Seule en scène, dans une performance de plus d’une heure et quart, Anne Brionne a tenu en haleine, en éclats de rire et en émotion la petite salle comble du théâtre du Centaure. La salle de spectacle du centre historique de Luxembourg coproduisait, du 14 au 29 mars, avec l’association Ici et Maintenant, Ce soir j’ovule, de Carlotta Clerici. L’histoire de Clara qui a décidé de faire un bébé avec l’homme qu’elle aime. Mais le bébé ne vient pas. Il ne viendra jamais.
Parler de « performance » peut sembler un peu péjoratif, réducteur à tout le moins, laissant penser à un « simple » exploit sportif. Le monologue d’Anne Brionne n’en était pas moins pour autant une vraie performance, physique, mais pas seulement. Drôle, émouvante, dynamique, la comédienne est passée et a fait passer le spectateur par une belle palette d’émotions.
Carlotta Clerici, dont toutes les pièces sont éditées chez L’Harmattan et Les Cygnes, a créé cette pièce, actuellement en tournée, en mars 2009 à Lerici, en Italie. Son texte C’est pas la fin du monde a déjà été coproduit, l’année dernière au Neimënster, par l’association Ici et Maintenant.

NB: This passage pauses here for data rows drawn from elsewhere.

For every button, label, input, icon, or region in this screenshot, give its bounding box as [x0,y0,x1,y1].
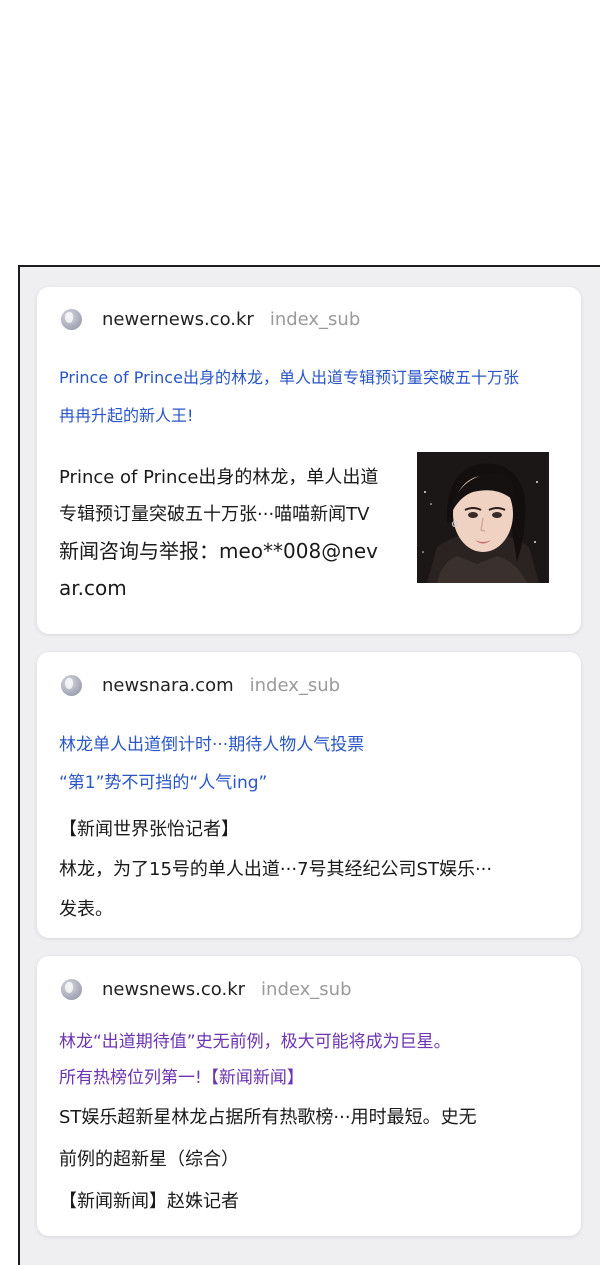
snippet-line: 林龙，为了15号的单人出道···7号其经纪公司ST娱乐··· [59,859,493,880]
snippet-line: ar.com [59,576,127,600]
source-row: newsnara.com index_sub [61,675,340,696]
news-result-card[interactable]: newsnews.co.kr index_sub 林龙“出道期待值”史无前例，极… [37,956,581,1236]
snippet-line: 【新闻世界张怡记者】 [59,819,239,840]
snippet-line: Prince of Prince出身的林龙，单人出道 [59,467,379,488]
news-headline[interactable]: Prince of Prince出身的林龙，单人出道专辑预订量突破五十万张 冉冉… [59,359,565,435]
headline-line[interactable]: Prince of Prince出身的林龙，单人出道专辑预订量突破五十万张 [59,359,565,397]
source-row: newernews.co.kr index_sub [61,309,360,330]
headline-line[interactable]: 林龙“出道期待值”史无前例，极大可能将成为巨星。 [59,1024,565,1060]
source-row: newsnews.co.kr index_sub [61,979,352,1000]
source-tag: index_sub [261,979,352,1000]
headline-line[interactable]: “第1”势不可挡的“人气ing” [59,764,565,802]
globe-icon [61,675,82,696]
headline-line[interactable]: 冉冉升起的新人王! [59,397,565,435]
news-result-card[interactable]: newernews.co.kr index_sub Prince of Prin… [37,287,581,634]
source-domain[interactable]: newsnara.com [102,675,234,696]
headline-line[interactable]: 所有热榜位列第一!【新闻新闻】 [59,1060,565,1096]
snippet-line: 专辑预订量突破五十万张···喵喵新闻TV [59,504,370,525]
news-result-card[interactable]: newsnara.com index_sub 林龙单人出道倒计时···期待人物人… [37,652,581,938]
source-tag: index_sub [249,675,341,696]
snippet-line: 前例的超新星（综合） [59,1149,239,1170]
news-headline[interactable]: 林龙单人出道倒计时···期待人物人气投票 “第1”势不可挡的“人气ing” [59,726,565,802]
headline-line[interactable]: 林龙单人出道倒计时···期待人物人气投票 [59,726,565,764]
source-domain[interactable]: newsnews.co.kr [102,979,245,1000]
snippet-line: 【新闻新闻】赵姝记者 [59,1191,239,1212]
news-snippet: Prince of Prince出身的林龙，单人出道 专辑预订量突破五十万张··… [59,459,378,607]
snippet-line: 发表。 [59,899,113,920]
source-tag: index_sub [269,309,361,330]
portrait-image [417,452,549,583]
news-snippet: 【新闻世界张怡记者】 林龙，为了15号的单人出道···7号其经纪公司ST娱乐··… [59,810,492,930]
source-domain[interactable]: newernews.co.kr [102,309,254,330]
news-snippet: ST娱乐超新星林龙占据所有热歌榜···用时最短。史无 前例的超新星（综合） 【新… [59,1097,477,1223]
globe-icon [61,979,82,1000]
snippet-line: ST娱乐超新星林龙占据所有热歌榜···用时最短。史无 [59,1107,477,1128]
globe-icon [61,309,82,330]
snippet-line: 新闻咨询与举报：meo**008@nev [59,539,379,563]
news-headline[interactable]: 林龙“出道期待值”史无前例，极大可能将成为巨星。 所有热榜位列第一!【新闻新闻】 [59,1024,565,1096]
portrait-thumbnail[interactable] [417,452,549,583]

Ce soir j’ovule possède la vivacité et la force qui sied au vaste sujet de la maternité, qui plus est déclamé par une femme en recherche de maternité, précisément ; on mord dedans, tour à tour, comme dans une orange rafraîchissante, un pamplemousse doux, un citron acide. On y navigue comme dans ce plateau d’agrumes, passant d’une émotion à une autre. Jamais vulgaire, mais parfois cru, la pièce n’hésite pas à mimer un acte sexuel où à présenter la croupe de la comédienne à quatre pattes au public, dans un passage hilarant questionnant notre rapport entre animalité et procréation.
Le texte aborde la stérilité féminine par tous ses aspects, amoureux, affectifs, de filiation, moraux, sociaux. Par petites touches, Anne Brionne donne traits à une galerie d’autres personnages. On y rencontre le père hésitant sur la définition de sa fille adolescente – « menteuse ou putain » –, les féministes « historiques » clamant « mon corps m’appartient », la copine Annabelle, écolo de l’extrême, la collègue adoptante. Le mari, aussi. Qui bien sûr ne vit pas l’attente de la même façon que sa femme. Le premier mois :
« Je vais aux toilettes, je baisse ma culotte... une trace rouge s’y découpe, comme un ricanement... », raconte Clara au public. À son mari, l’air détaché : « Rien ce mois-ci ! » « Rien quoi ? » répond celui-ci. Au public, de nouveau : « Comme s’il pouvait y avoir autre chose au monde... »
Ce soir j’ovule est l’histoire de cette attente, d’abord pleine de joie et d’espoir, puis lourde, de plus en plus lourde. L’histoire de cette pression sociale, visible ou plus insidieuse. L’histoire d’une médecine de la fertilité qui a pris possession des corps. Si les passages répétés chez le gynécologue et la cohorte de médicaments prescrits trainent un peu en longueur, la description de la violence infligée au corps féminin à travers la course à la FIV est saisissante.
La mise en scène d’Aïcha Rapsaet, tout en simplicité et très juste, a la saveur d’une confession intime, accentuée par la configuration des lieux avec cette belle scène plantée dans une cave voûtée aux pierres apparentes. Elle a notamment trouvé cette très judicieuse idée de draps multifonctions ; d’abord recouvrant tout simplement les fauteuils du grenier, où des fragments de vie du couple sont disséminés ça et là, ils deviennent draps où on se love pour faire l’amour, draps sous lesquels on se cache, de honte, de peur, draps qu’on agrippe pour crier sa douleur. Des draps en mouvement qui font vivre l’histoire d’un bout à l’autre, comme ses mouvements qui agitent Clara jusqu’au bout d’un chemin qui redevient le sien, enfin, à la toute fin.